The papers have all the trappings of science. They look like science. They "quack" like science, if you will. But they are nothing like programmatic science. They are simple regurgitations of a handful of meager ideas.

I'm not alleging any smoke filled rooms or Roswell-esque conspiracies. Read about flattery. It's hard to be "mean" to people who are kissing your butt. Even if the reviewers are trying to be impartial, the social psychology literature suggests that they cannot.

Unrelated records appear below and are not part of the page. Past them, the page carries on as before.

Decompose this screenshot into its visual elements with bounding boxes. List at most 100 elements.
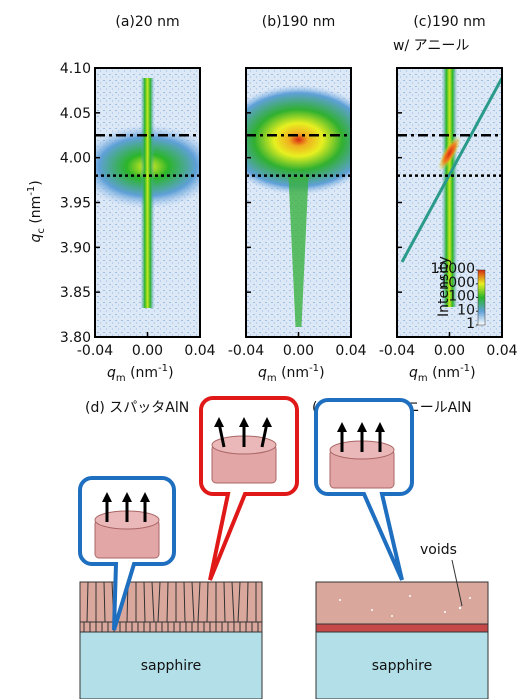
streak <box>288 175 309 327</box>
x-tick-label: -0.04 <box>228 343 264 359</box>
axis-label-part: (nm <box>28 196 44 228</box>
y-tick-label: 4.00 <box>60 151 91 167</box>
substrate <box>79 631 263 699</box>
x-tick-label: 0.00 <box>132 343 163 359</box>
axis-label-part: ) <box>28 180 44 185</box>
arrow-head <box>239 417 249 427</box>
grain-boundary <box>183 581 186 623</box>
colorbar-tick-label: 10000 <box>430 261 475 277</box>
schematic: (d) スパッタAlN (e) スパッタアニールAlN sapphire sap… <box>78 396 489 699</box>
voids-dots <box>339 595 471 617</box>
axis-label-part: -1 <box>158 363 168 374</box>
substrate <box>315 631 489 699</box>
heatmap: -0.04 0.00 0.04 (c)190 nm w/ アニール 11010010001… <box>379 14 518 359</box>
heatmap-body <box>246 68 351 337</box>
streak <box>140 78 155 308</box>
arrow-head <box>140 492 150 502</box>
aln-layer <box>315 581 489 627</box>
axis-label-part: (nm <box>428 365 460 381</box>
colorbar <box>477 269 486 326</box>
axis-label-part: m <box>267 373 277 384</box>
substrate-label: sapphire <box>372 658 432 674</box>
column-icon <box>211 417 277 484</box>
column-icon <box>94 492 160 559</box>
y-tick-label: 4.05 <box>60 106 91 122</box>
heatmap: -0.04 0.00 0.04 (b)190 nm <box>228 14 367 359</box>
x-tick-label: -0.04 <box>77 343 113 359</box>
axis-label-part: ) <box>168 365 173 381</box>
grain-boundary <box>206 581 209 623</box>
axis-label-part: c <box>36 228 47 234</box>
arrow-head <box>214 417 224 427</box>
panel-d-title: (d) スパッタAlN <box>85 400 189 416</box>
axis-label: qc (nm-1) <box>26 180 47 242</box>
axis-label-part: ) <box>470 365 475 381</box>
voids-label: voids <box>420 542 457 558</box>
grain-boundary <box>166 581 169 623</box>
colorbar-tick-label: 100 <box>448 289 475 305</box>
arrow-head <box>357 422 367 432</box>
axis-label-part: q <box>107 365 116 381</box>
diagonal <box>400 77 502 263</box>
substrate-label: sapphire <box>141 658 201 674</box>
arrow-head <box>262 417 272 427</box>
colorbar-label: Intensity <box>436 256 452 317</box>
arrow-head <box>102 492 112 502</box>
panel-title: (a)20 nm <box>115 14 179 30</box>
grain-boundary <box>191 581 195 623</box>
colorbar-tick-label: 1 <box>466 316 475 332</box>
grain-boundary <box>103 581 106 623</box>
axis-label-part: q <box>409 365 418 381</box>
colorbar-tick-label: 1000 <box>439 275 475 291</box>
colorbar-tick-label: 10 <box>457 302 475 318</box>
x-tick-label: -0.04 <box>379 343 415 359</box>
streak <box>441 68 458 307</box>
x-tick-label: 0.04 <box>335 343 366 359</box>
axis-label: qm (nm-1) <box>409 363 476 384</box>
x-tick-label: 0.04 <box>486 343 517 359</box>
y-tick-label: 4.10 <box>60 61 91 77</box>
axis-label-part: q <box>28 234 44 243</box>
axis-label-part: (nm <box>277 365 309 381</box>
panel-title: (c)190 nm <box>413 14 485 30</box>
intensity <box>438 135 461 171</box>
column-icons <box>94 417 395 559</box>
y-tick-label: 3.90 <box>60 240 91 256</box>
axis-label: qm (nm-1) <box>258 363 325 384</box>
grain-boundary <box>151 581 155 623</box>
panel-title: (b)190 nm <box>262 14 336 30</box>
axis-label: qm (nm-1) <box>107 363 174 384</box>
intensity <box>246 84 351 195</box>
grain-boundary <box>157 581 161 623</box>
grain-boundary <box>86 581 89 623</box>
arrow-head <box>122 492 132 502</box>
panel-subtitle: w/ アニール <box>393 38 469 54</box>
axis-label-part: -1 <box>460 363 470 374</box>
column-icon <box>329 422 395 489</box>
y-tick-label: 3.85 <box>60 285 91 301</box>
grain-boundary <box>246 581 249 623</box>
axis-label-part: -1 <box>309 363 319 374</box>
x-tick-label: 0.00 <box>283 343 314 359</box>
axis-label-part: -1 <box>26 186 37 196</box>
x-tick-label: 0.04 <box>184 343 215 359</box>
grain-boundary <box>143 581 146 623</box>
pointer <box>451 559 463 607</box>
grain-boundary <box>223 581 226 623</box>
axis-label-part: ) <box>319 365 324 381</box>
axis-label-part: q <box>258 365 267 381</box>
x-tick-label: 0.00 <box>434 343 465 359</box>
grain-boundary <box>197 581 201 623</box>
interface-layer <box>315 623 489 633</box>
axis-label-part: m <box>116 373 126 384</box>
arrow-head <box>375 422 385 432</box>
arrow-head <box>337 422 347 432</box>
y-tick-label: 3.95 <box>60 196 91 212</box>
grain-boundary <box>237 581 241 623</box>
aln-layer <box>79 581 263 633</box>
y-tick-label: 3.80 <box>60 330 91 346</box>
heatmap: 3.80 3.85 3.90 3.95 4.00 4.05 4.10 -0.04 0.00 0.0… <box>60 14 216 359</box>
axis-label-part: (nm <box>126 365 158 381</box>
axis-label-part: m <box>418 373 428 384</box>
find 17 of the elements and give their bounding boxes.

So, there go the numbers like a runaway train. If you confuse success with visibility, you will then seek to be visible. And if you narrowly quantify success and then do everything in your power to light up that scoreboard, then the numbers will follow. What happens to a baseball team when its players begin chasing individual stats?

Science will suffer. Sure, progress will be made. But it will be made in spite of most of the research being done, rather than on the backs of most of the research being done. It's sad, really. It's a sad day when a leading newspaper can publish an admission by a journal editor that they send out a boilerplate letter urging more citations, and it is not a national scandal.

But the fact that it was reported is a sign that the runaway train had better watch out ... there might just be light at the end of the tunnel.

Reference

Begley, S. (2006, June 5). Science journals artfully try to boost their rankings. Wall Street Journal, pp. B-1.